-¿Tenés en claro que esta pelea es clave para tu futuro?

-Sí, por supuesto. Por eso, desde que me dieron el alta por el corte en la ceja, he trabajado sin descanso. Sé que es una de las últimas oportunidades que tengo.

-¿Cuál Muñoz subirá al ring en Junín, el que perdió con Gradovich en Macao en 2013 o el que perdió con González en Junín, en enero pasado?
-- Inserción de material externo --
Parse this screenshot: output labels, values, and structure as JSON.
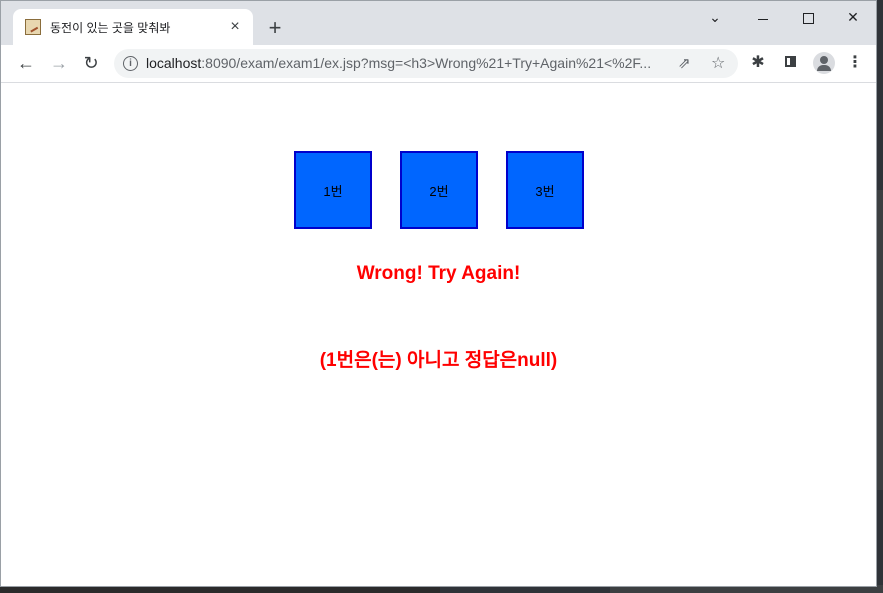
{
  "tab": {
    "title": "동전이 있는 곳을 맞춰봐",
    "close": "×",
    "new_tab": "+"
  },
  "window_controls": {
    "tab_search": "⌄",
    "close": "✕"
  },
  "address_bar": {
    "host": "localhost",
    "path": ":8090/exam/exam1/ex.jsp?msg=<h3>Wrong%21+Try+Again%21<%2F..."
  },
  "toolbar": {
    "back": "←",
    "forward": "→",
    "reload": "↻",
    "share": "⇗",
    "star": "☆",
    "extensions": "✱",
    "menu": "⋮"
  },
  "boxes": [
    {
      "label": "1번"
    },
    {
      "label": "2번"
    },
    {
      "label": "3번"
    }
  ],
  "messages": {
    "wrong": "Wrong! Try Again!",
    "detail": "(1번은(는) 아니고 정답은null)"
  },
  "colors": {
    "box_fill": "#0066ff",
    "box_border": "#0000cc",
    "message": "#ff0000"
  }
}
-El de China, pero mucho más sólido y seguro. La pelea con González fue un error aceptarla, no estaba bien entrenado y fue en una categoría muy grande para mí.

-¿Cómo se lo pelea a Daniel Brizuela?

-Tranquilo, sin enloquecerse. Es muy técnico, tiene buena defensa, pero sé que mis manos le duelen y plantearé un combate intenso. Llego muy bien entrenado porque son doce rounds y no debo dejarlo pensar.

-¿Has preparado en el gimnasio alguna táctica diferente para un rival, como Tatú, tan sorpresivo?

-Sí, con Jorge (Arias, su entrenador) hemos ensayado combinaciones de cuatro o cinco golpes para cada vez que se acorte la distancia. Estoy seguro que si se queda parado, como lo hizo con “Maquinita” (Marcos) Martínez, me lo como vivo.

-¿Qué pasará si ganás, y qué si perdés?

-Si gano quiero salir al exterior a pelear afuera para posicionarme en los rankings. Y si me va mal, no sé. Tengo que pensarlo.

-¿Ha pasado por tu cabeza la posibilidad de perder?

-La pelea se puede ganar o perder. Pero en este momento sólo pienso en ganar. Tengo muchos años, y muchas batallas, arriba del ring y lo único que pretendo es aprovechar mis últimas chances.

-¿Hay alguna opción para una tercera pelea mundialista?

-Algo de eso hay, pero no quiero hablar mucho de ello. Primero está Brizuela, que es un rival al que respeto mucho y al que debo vencer para seguir pensando en un título mundial.

-¿Se te ocurre algo para decirle a tus hinchas?

-Sí, que me hubiera gustado pelear en San Juan. A veces me doy manija con eso del apoyo a otros deportes, creo que al boxeo no se le da el mismo trato. Pero no importa, ya estoy acostumbrado a pelear con el peso de ser visitante. Son muchas más las veces que peleé fuera de mi casa.